As Accounting Officer for Sport England, he had responsibility for reporting to Parliament through the Secretary of State for Culture, Media and Sport, and represented the organisation at a wide range of Select Committees, including the Public Accounts Committee hearing on the Wembley National Stadium Project, in 2003.

He also led a major review and reorganisation of the £450m spent on sport in the UK.

This included the completion of the £120m English Institute of Sport network of high performance facilities including new centres at Bath and Loughborough Universities, and a review of corporate governance across a number of sports, including athletics, hockey, rugby league, golf, cricket, boxing, karate and bowls.

==British tennis==

Draper joined the LTA in 2006, and published the ‘Blueprint, a Strategy for British Tennis’, which set out his plans to transform the national governing body for British tennis. This included a complete restructure of the organisation, a new commercial strategy and programme, the introduction of Talent ID, and a comprehensive review and rebuild of all the LTA's major events.

During his time at the LTA, turnover grew by 45% to £65m, and commercial revenues increased by three and a half times, in part the result of a ground-breaking Lead Partner agreement with pensions provider Aegon UK. British Tennis membership grew by 500% and the number of juniors playing competitive tennis sevenfold.

Draper was also responsible for introducing a new mini tennis programme and a nationwide talent ID system for British tennis. During this period, Great Britain won the Junior Davis Cup for the first time, and a number of British juniors won grand slam singles and doubles titles.

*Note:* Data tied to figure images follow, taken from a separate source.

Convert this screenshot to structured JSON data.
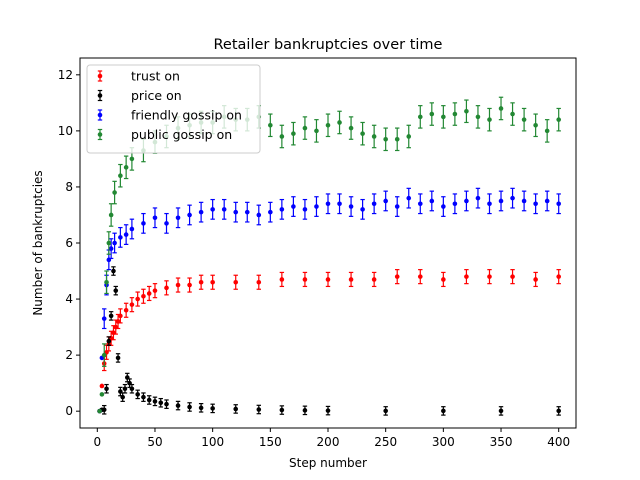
{
  "chart_data": {
    "type": "scatter",
    "title": "Retailer bankruptcies over time",
    "xlabel": "Step number",
    "ylabel": "Number of bankruptcies",
    "xlim": [
      -15,
      415
    ],
    "ylim": [
      -0.6,
      12.6
    ],
    "xticks": [
      0,
      50,
      100,
      150,
      200,
      250,
      300,
      350,
      400
    ],
    "yticks": [
      0,
      2,
      4,
      6,
      8,
      10,
      12
    ],
    "grid": false,
    "legend_position": "top-left",
    "error_bars": true,
    "series": [
      {
        "name": "trust on",
        "color": "#ff0000",
        "x": [
          2,
          4,
          6,
          8,
          10,
          12,
          14,
          16,
          18,
          20,
          25,
          30,
          35,
          40,
          45,
          50,
          60,
          70,
          80,
          90,
          100,
          120,
          140,
          160,
          180,
          200,
          220,
          240,
          260,
          280,
          300,
          320,
          340,
          360,
          380,
          400
        ],
        "y": [
          0.0,
          0.9,
          1.7,
          2.1,
          2.4,
          2.6,
          2.8,
          3.0,
          3.2,
          3.4,
          3.6,
          3.8,
          4.0,
          4.1,
          4.2,
          4.3,
          4.4,
          4.5,
          4.5,
          4.6,
          4.6,
          4.6,
          4.6,
          4.7,
          4.7,
          4.7,
          4.7,
          4.7,
          4.8,
          4.8,
          4.7,
          4.8,
          4.8,
          4.8,
          4.7,
          4.8
        ],
        "err": 0.25
      },
      {
        "name": "price on",
        "color": "#000000",
        "x": [
          2,
          4,
          6,
          8,
          10,
          12,
          14,
          16,
          18,
          20,
          22,
          24,
          26,
          28,
          30,
          35,
          40,
          45,
          50,
          55,
          60,
          70,
          80,
          90,
          100,
          120,
          140,
          160,
          180,
          200,
          250,
          300,
          350,
          400
        ],
        "y": [
          0.0,
          0.05,
          0.05,
          0.8,
          2.5,
          3.4,
          5.0,
          4.3,
          1.9,
          0.7,
          0.5,
          0.8,
          1.2,
          1.0,
          0.8,
          0.6,
          0.5,
          0.4,
          0.35,
          0.3,
          0.25,
          0.2,
          0.15,
          0.12,
          0.1,
          0.08,
          0.06,
          0.04,
          0.03,
          0.02,
          0.01,
          0.01,
          0.01,
          0.01
        ],
        "err": 0.15
      },
      {
        "name": "friendly gossip on",
        "color": "#0000ff",
        "x": [
          2,
          4,
          6,
          8,
          10,
          12,
          15,
          20,
          25,
          30,
          40,
          50,
          60,
          70,
          80,
          90,
          100,
          110,
          120,
          130,
          140,
          150,
          160,
          170,
          180,
          190,
          200,
          210,
          220,
          230,
          240,
          250,
          260,
          270,
          280,
          290,
          300,
          310,
          320,
          330,
          340,
          350,
          360,
          370,
          380,
          390,
          400
        ],
        "y": [
          0.0,
          1.9,
          3.3,
          4.5,
          5.4,
          5.8,
          6.0,
          6.2,
          6.3,
          6.5,
          6.7,
          6.9,
          6.7,
          6.9,
          7.0,
          7.1,
          7.2,
          7.2,
          7.1,
          7.1,
          7.0,
          7.1,
          7.2,
          7.3,
          7.2,
          7.3,
          7.4,
          7.4,
          7.3,
          7.2,
          7.4,
          7.5,
          7.3,
          7.6,
          7.4,
          7.5,
          7.3,
          7.4,
          7.5,
          7.6,
          7.4,
          7.5,
          7.6,
          7.5,
          7.4,
          7.5,
          7.4
        ],
        "err": 0.35
      },
      {
        "name": "public gossip on",
        "color": "#228833",
        "x": [
          2,
          4,
          6,
          8,
          10,
          12,
          15,
          20,
          25,
          30,
          40,
          50,
          60,
          70,
          80,
          90,
          100,
          110,
          120,
          130,
          140,
          150,
          160,
          170,
          180,
          190,
          200,
          210,
          220,
          230,
          240,
          250,
          260,
          270,
          280,
          290,
          300,
          310,
          320,
          330,
          340,
          350,
          360,
          370,
          380,
          390,
          400
        ],
        "y": [
          0.0,
          0.6,
          2.0,
          4.6,
          6.0,
          7.0,
          7.8,
          8.4,
          8.7,
          9.0,
          9.3,
          9.6,
          9.8,
          10.1,
          10.2,
          10.3,
          10.3,
          10.5,
          10.4,
          10.4,
          10.5,
          10.2,
          9.8,
          9.9,
          10.1,
          10.0,
          10.2,
          10.3,
          10.1,
          9.9,
          9.8,
          9.7,
          9.7,
          9.8,
          10.5,
          10.6,
          10.5,
          10.6,
          10.7,
          10.5,
          10.4,
          10.8,
          10.6,
          10.4,
          10.2,
          10.0,
          10.4
        ],
        "err": 0.4
      }
    ]
  }
}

In 2013, Andy Murray became the first British man to win the Wimbledon singles title for 77 years.

==Youth participation==
Despite a growth in the number of children playing tennis, Draper’s tenure was criticised for failing to increase levels of participation among adults.

The problems of participation came to a head when in December 2012 Sport England announced that £10.3million of the LTA's £17.4million funding total had been put on hold, with Sport England chief executive Jennie Price telling Press Association Sport: "Tennis has not performed well in terms of participation". Sport England subsequently released the funding to the LTA.

After his salary package at the LTA was revealed to be £640,000 in 2012, Draper and the LTA received further criticism, including from Baroness Billingham, the Chair of Parliament's All-Party Tennis Group.

His 7 1/2-year tenure as chief executive of the LTA came to an end in March 2013, when he announced that he would stand down in September 2013

==Warrington Wolves==
Draper led a programme of stadium improvements, rebranded the club and launched a membership scheme, working closely with the Warrington Wolves Foundation to support its community activities and programmes.

The 2016 season was one of the most successful in the club’s history, winning the League Leaders Shield, reaching the Challenge Cup Final as well as reaching the Super League Grand Final.

== RFL/Super League ==
In 2017, Draper moved to a role as Chief Commercial Officer at the Rugby Football League and Executive Director of Super League.

The period saw an increase in the player salary cap and record attendances at the Super League Grand Final.

== Personal ==
Draper has a BSc (Hons) in P.E., Sports Science and Recreation Management from Loughborough University, where he represented England Students at both Rugby League and Tennis.

He has two sons, Ben, who was a tennis student athlete at University of California, Berkeley and Jack, who was runner-up in the 2018 Wimbledon Championships Boys’ Singles in 2018, and is a professional tennis player, who reached the semi finals of the 2024 US Open, and more recently won his first Masters 1000 title at the 2025 Indian Wells Championship.